Physiotherapy in sport

Many people view physiotherapists as a glorified masseuse, ‘magic sponge’ operator or extra linesman/walkie-talkie operator. In reality a sports physiotherapist; in particular a climbing physiotherapist is a complex and ever changing role.

Ultimately their principle role is diagnosis. The physio needs to understand the symptoms the climber presents with and structure an effective treatment pathway to allow them to return to their sport. The physio must be able to tell the climber 5 key points:

  1. What the cause of the pain is
  2. What to do to get rid of the pain
  3. What they can do to rehabilitate their injury
  4. How long until they can return to climbing
  5. How best to prevent the injury from reoccurring

Ligament injuries, contusions and fractures are the most common injury types in climbing1, with sprains and strains combined accounting for 53% of these and the cause being repetitive overuse in 42% of all injuries. Interestingly hands and fingers were the most commonly injured areas at 21%2 and worryingly flexor pulley injuries in the hand occur in up to 20% of climbers3. This shows there is clear need for physiotherapy input to ensure climbers can return to their beloved sport. We will be delving in to injuries further in the blogs to come.

Research is providing scientific data on many aspects of climbing; for example the maximal voluntary contraction of crimp and open-crimp positions4, maximal muscle strength5 and rapid force capacity of finger flexors6, all allowing physiotherapists to better understand the demands of climbing, prepare you effectively and prevent injuries as best as possible.

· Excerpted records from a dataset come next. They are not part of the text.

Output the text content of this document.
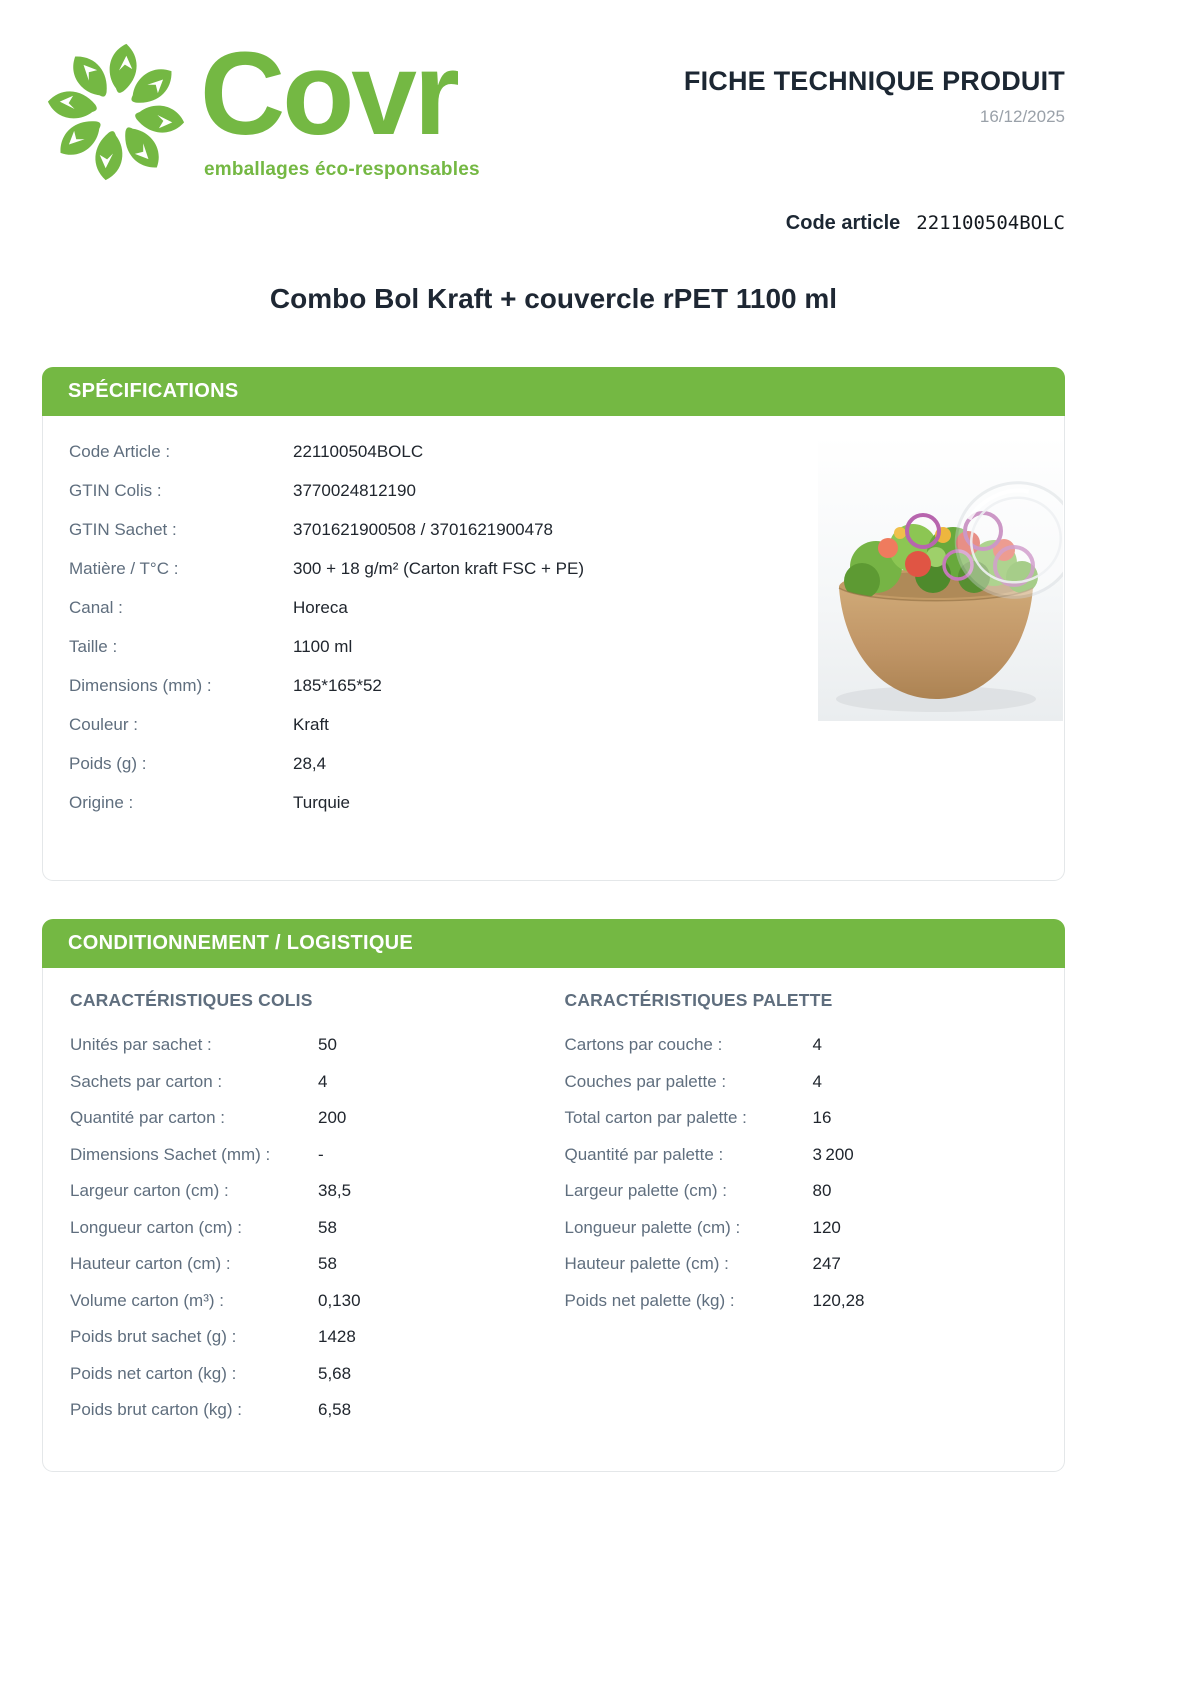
Covr
emballages éco-responsables
FICHE TECHNIQUE PRODUIT
16/12/2025
Code article 221100504BOLC
Combo Bol Kraft + couvercle rPET 1100 ml
SPÉCIFICATIONS
Code Article :	221100504BOLC
GTIN Colis :	3770024812190
GTIN Sachet :	3701621900508 / 3701621900478
Matière / T°C :	300 + 18 g/m² (Carton kraft FSC + PE)
Canal :	Horeca
Taille :	1100 ml
Dimensions (mm) :	185*165*52
Couleur :	Kraft
Poids (g) :	28,4
Origine :	Turquie
CONDITIONNEMENT / LOGISTIQUE
CARACTÉRISTIQUES COLIS
Unités par sachet :	50
Sachets par carton :	4
Quantité par carton :	200
Dimensions Sachet (mm) :	-
Largeur carton (cm) :	38,5
Longueur carton (cm) :	58
Hauteur carton (cm) :	58
Volume carton (m³) :	0,130
Poids brut sachet (g) :	1428
Poids net carton (kg) :	5,68
Poids brut carton (kg) :	6,58
CARACTÉRISTIQUES PALETTE
Cartons par couche :	4
Couches par palette :	4
Total carton par palette :	16
Quantité par palette :	3 200
Largeur palette (cm) :	80
Longueur palette (cm) :	120
Hauteur palette (cm) :	247
Poids net palette (kg) :	120,28
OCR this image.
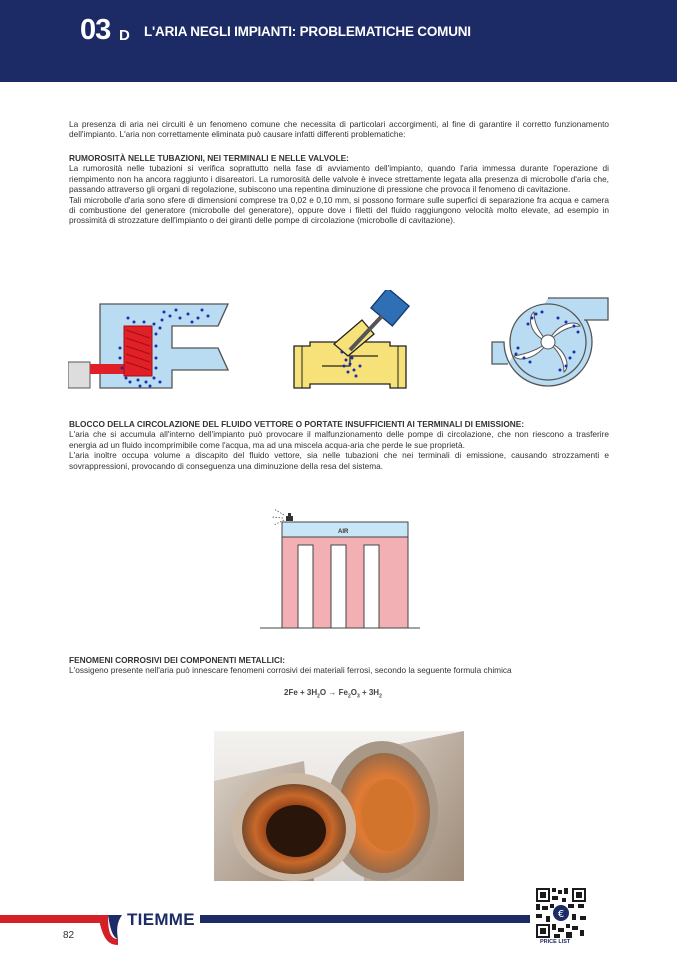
03 D L'ARIA NEGLI IMPIANTI: PROBLEMATICHE COMUNI

La presenza di aria nei circuiti è un fenomeno comune che necessita di particolari accorgimenti, al fine di garantire il corretto funzionamento dell'impianto. L'aria non correttamente eliminata può causare infatti differenti problematiche:

RUMOROSITÀ NELLE TUBAZIONI, NEI TERMINALI E NELLE VALVOLE:

La rumorosità nelle tubazioni si verifica soprattutto nella fase di avviamento dell'impianto, quando l'aria immessa durante l'operazione di riempimento non ha ancora raggiunto i disareatori. La rumorosità delle valvole è invece strettamente legata alla presenza di microbolle d'aria che, passando attraverso gli organi di regolazione, subiscono una repentina diminuzione di pressione che provoca il fenomeno di cavitazione.

Tali microbolle d'aria sono sfere di dimensioni comprese tra 0,02 e 0,10 mm, si possono formare sulle superfici di separazione fra acqua e camera di combustione del generatore (microbolle del generatore), oppure dove i filetti del fluido raggiungono velocità molto elevate, ad esempio in prossimità di strozzature dell'impianto o dei giranti delle pompe di circolazione (microbolle di cavitazione).

BLOCCO DELLA CIRCOLAZIONE DEL FLUIDO VETTORE O PORTATE INSUFFICIENTI AI TERMINALI DI EMISSIONE:

L'aria che si accumula all'interno dell'impianto può provocare il malfunzionamento delle pompe di circolazione, che non riescono a trasferire energia ad un fluido incomprimibile come l'acqua, ma ad una miscela acqua-aria che perde le sue proprietà.

L'aria inoltre occupa volume a discapito del fluido vettore, sia nelle tubazioni che nei terminali di emissione, causando strozzamenti e sovrappressioni, provocando di conseguenza una diminuzione della resa del sistema.

AIR

FENOMENI CORROSIVI DEI COMPONENTI METALLICI:

L'ossigeno presente nell'aria può innescare fenomeni corrosivi dei materiali ferrosi, secondo la seguente formula chimica

$2Fe + 3H_2O \to Fe_2O_3 + 3H_2$
TIEMME
82
€
PRICE LIST
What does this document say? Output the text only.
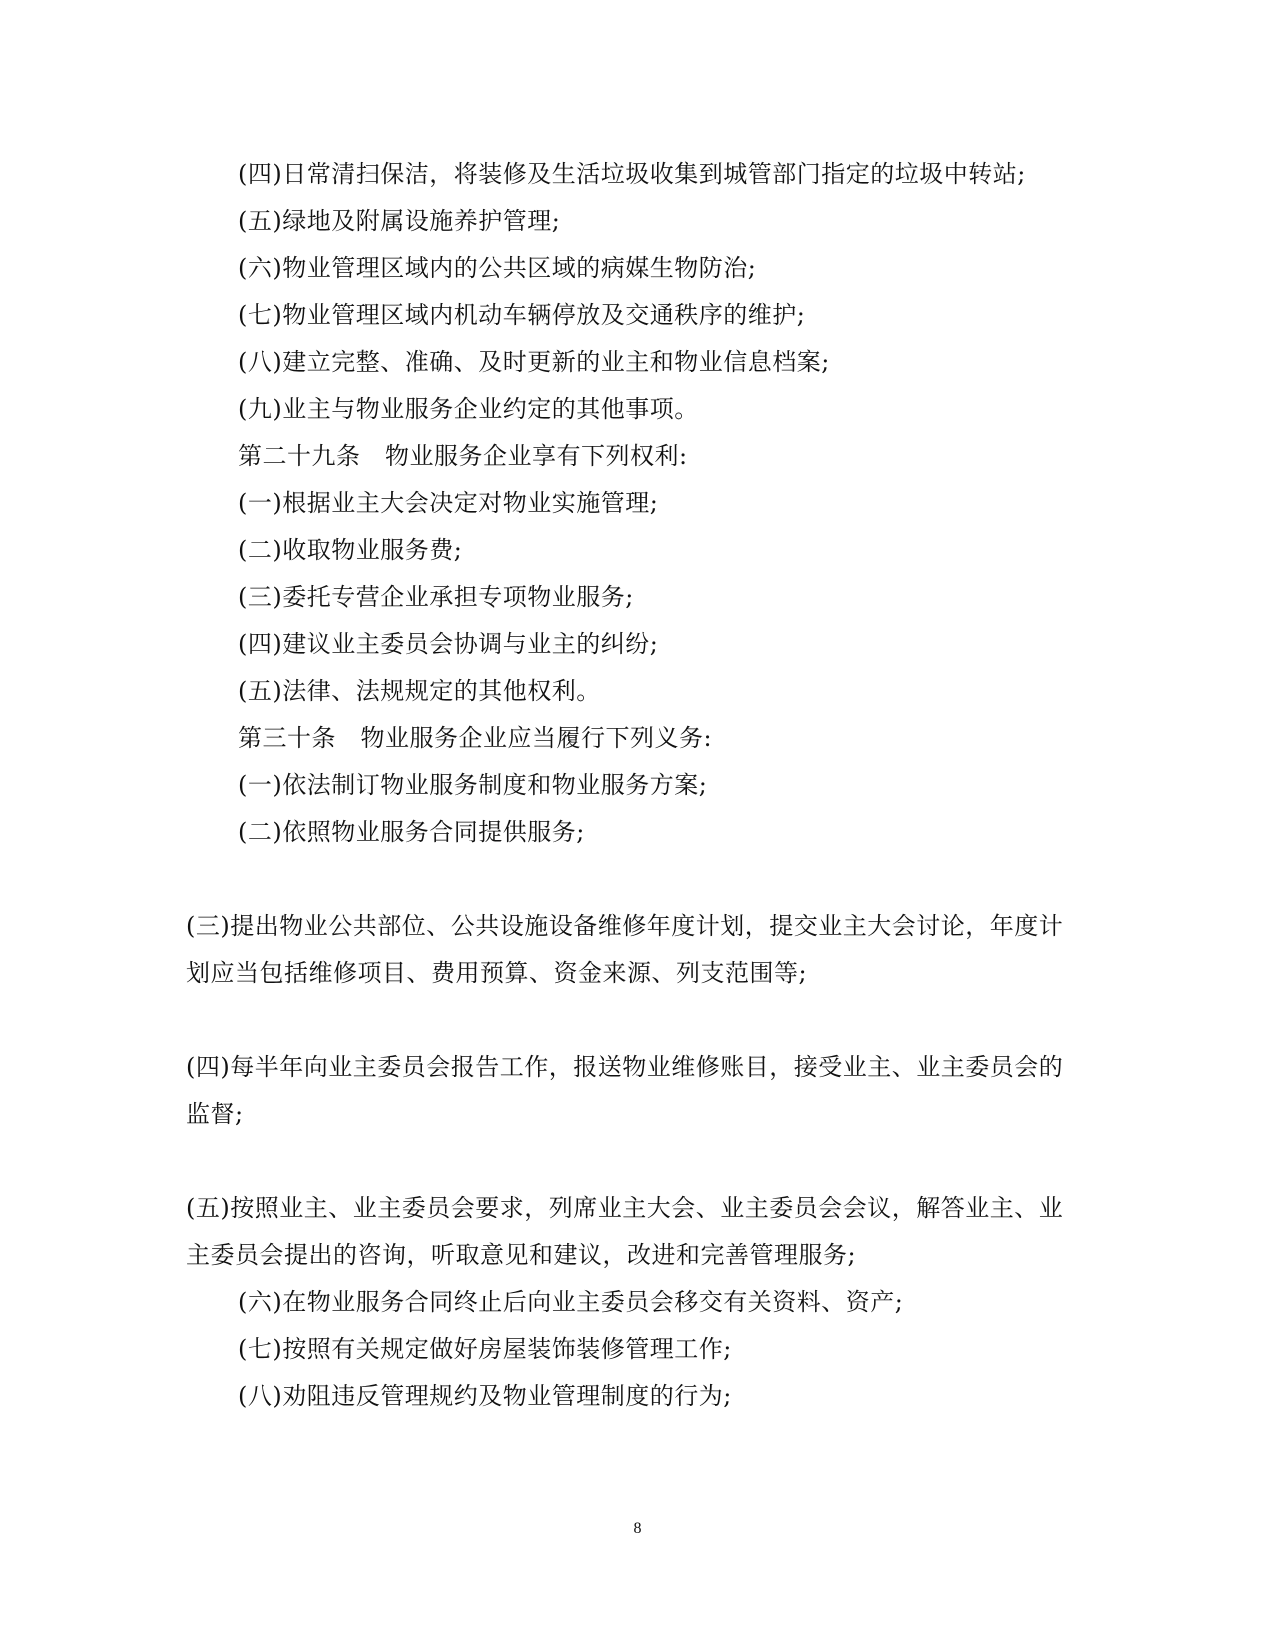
(四)日常清扫保洁，将装修及生活垃圾收集到城管部门指定的垃圾中转站;
(五)绿地及附属设施养护管理;
(六)物业管理区域内的公共区域的病媒生物防治;
(七)物业管理区域内机动车辆停放及交通秩序的维护;
(八)建立完整、准确、及时更新的业主和物业信息档案;
(九)业主与物业服务企业约定的其他事项。
第二十九条　物业服务企业享有下列权利:
(一)根据业主大会决定对物业实施管理;
(二)收取物业服务费;
(三)委托专营企业承担专项物业服务;
(四)建议业主委员会协调与业主的纠纷;
(五)法律、法规规定的其他权利。
第三十条　物业服务企业应当履行下列义务:
(一)依法制订物业服务制度和物业服务方案;
(二)依照物业服务合同提供服务;
(三)提出物业公共部位、公共设施设备维修年度计划，提交业主大会讨论，年度计
划应当包括维修项目、费用预算、资金来源、列支范围等;
(四)每半年向业主委员会报告工作，报送物业维修账目，接受业主、业主委员会的
监督;
(五)按照业主、业主委员会要求，列席业主大会、业主委员会会议，解答业主、业
主委员会提出的咨询，听取意见和建议，改进和完善管理服务;
(六)在物业服务合同终止后向业主委员会移交有关资料、资产;
(七)按照有关规定做好房屋装饰装修管理工作;
(八)劝阻违反管理规约及物业管理制度的行为;
8
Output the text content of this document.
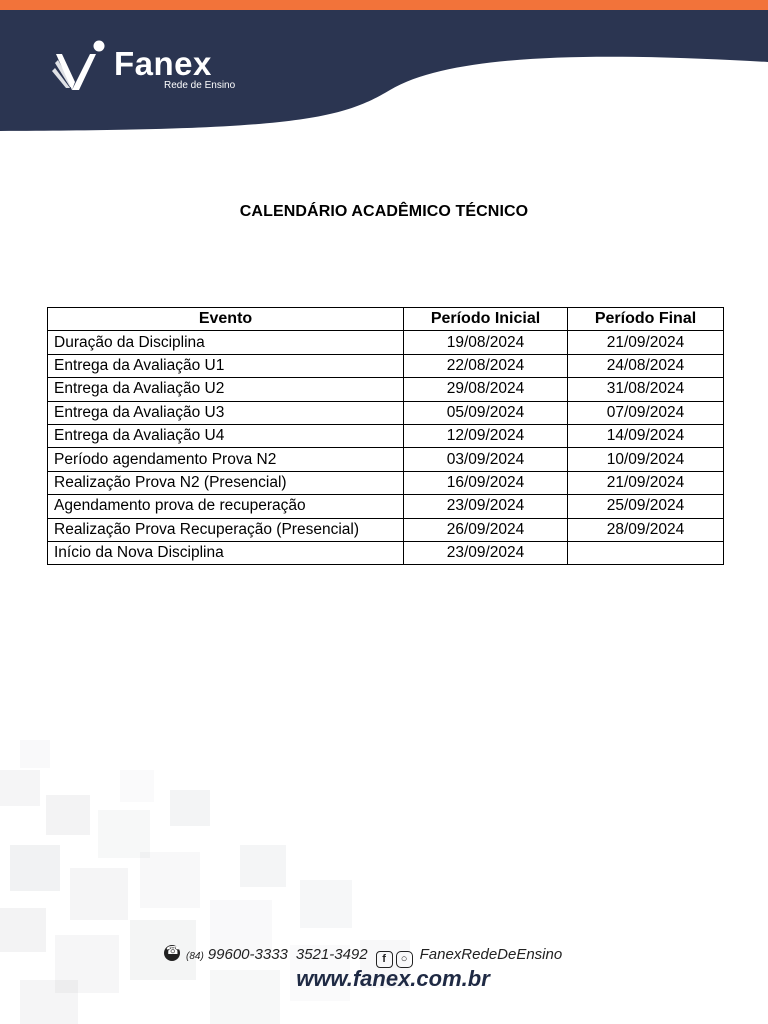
Fanex
Rede de Ensino
CALENDÁRIO ACADÊMICO TÉCNICO
Evento	Período Inicial	Período Final
Duração da Disciplina	19/08/2024	21/09/2024
Entrega da Avaliação U1	22/08/2024	24/08/2024
Entrega da Avaliação U2	29/08/2024	31/08/2024
Entrega da Avaliação U3	05/09/2024	07/09/2024
Entrega da Avaliação U4	12/09/2024	14/09/2024
Período agendamento Prova N2	03/09/2024	10/09/2024
Realização Prova N2 (Presencial)	16/09/2024	21/09/2024
Agendamento prova de recuperação	23/09/2024	25/09/2024
Realização Prova Recuperação (Presencial)	26/09/2024	28/09/2024
Início da Nova Disciplina	23/09/2024	
☎(84) 99600-3333 3521-3492 f ○ FanexRedeDeEnsino
www.fanex.com.br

The recent explosion of research in sport and exercise science has provided a wealth of data for climbers and physiotherapists. Although research is relatively scarce in climbing compared to most sports there is wide ranging information that can be used to understand the forces that act on the body during movements, an understanding of the key factors that allow bone, muscle or ligaments to heal, implications of movements and training methods that can both help prevent injury, improve performance and rehabilitate from injury.

We strive to keep up to date with sport physiotherapy research and aim to provide you with the most current and best evidenced practice. A well known example is the P.R.I.C.E principle (Protection, Rest, Ice, Compression and Elevation) immediately following an injury. Thanks to research, this has now progressed to P.O.L.I.C.E (Protection, Optimal loading, Ice and Elevation)7. Although an injury needs an initial period of rest (known as protection), it is now thought progressive loading of the tissues best promotes healing in the structure, whilst allowing restoration of strength and function. This loading provides stimulation of the natural healing process, preventing deconditioning of the tissues and can actually reduce swelling through the body’s natural process of venous return with muscle contractions. Of course the key is balance hence the ‘optimal’ in the P.O.L.I.C.E. acronym.

This is why physiotherapy is regarded as highly as it is. Physiotherapists in sport are in a suitable position to work with you (and your coach or personal trainer) to prevent injuries, manage symptoms when you have them and provide you with a professional, evidenced based, progressive functional rehabilitation programme. We are lucky here at Climbing Physio to be based at Highball Climbing Centre, allowing us to provide comprehensive rehabilitation both on and off the wall.

If in doubt or concerned by your injury then always see a doctor to get it properly assessed and of course come see us to allow a thorough assessment and guidance of your rehab.

  1. Neuhof, A., Hennig, F. F., Schoffl, I. & Schoffl, V. 2011. Injury risk evaluation in sport climbing. Int J Sports Med, 32, 794-800.
  2. Woollings, K. Y., Mckay, C. D., Kang, J., Meeuwisse, W. H. & Emery, C. A. 2015. Incidence, mechanism and risk factors for injury in youth rock climbers. Br J Sports Med, 49, 44-50.
  3. Kubiak, E. N., Klugman, J. A. & Bosco, J. A. 2006. Hand injuries in rock climbers. Bull NYU Hosp Jt Dis, 64, 172-7.
  4. Fanchini, M., Violette, F., Impellizzeri, F. M. & Maffiuletti, N. A. 2013. Differences in climbing-specific strength between boulder and lead rock climbers. J Strength Cond Res, 27, 310-4.
  5. Balas, J., Panackova, M., Strejcova, B., Martin, A. J., Cochrane, D. J., Kalab, M., Kodejska, J. & Draper, N. 2014. The relationship between climbing ability and physiological responses to rock climbing. ScientificWorldJournal, 2014, 678387.
  6. Vigouroux, L., Goislard De Monsabert, B. & Berton, E. 2015. Estimation of hand and wrist muscle capacities in rock climbers. Eur J Appl Physiol, 115, 947-57.
  7. Bleakley, C. M., Glasgow, P. & Macauley, D. C. 2012. PRICE needs updating, should we call the POLICE? Br J Sports Med, 46, 220-1.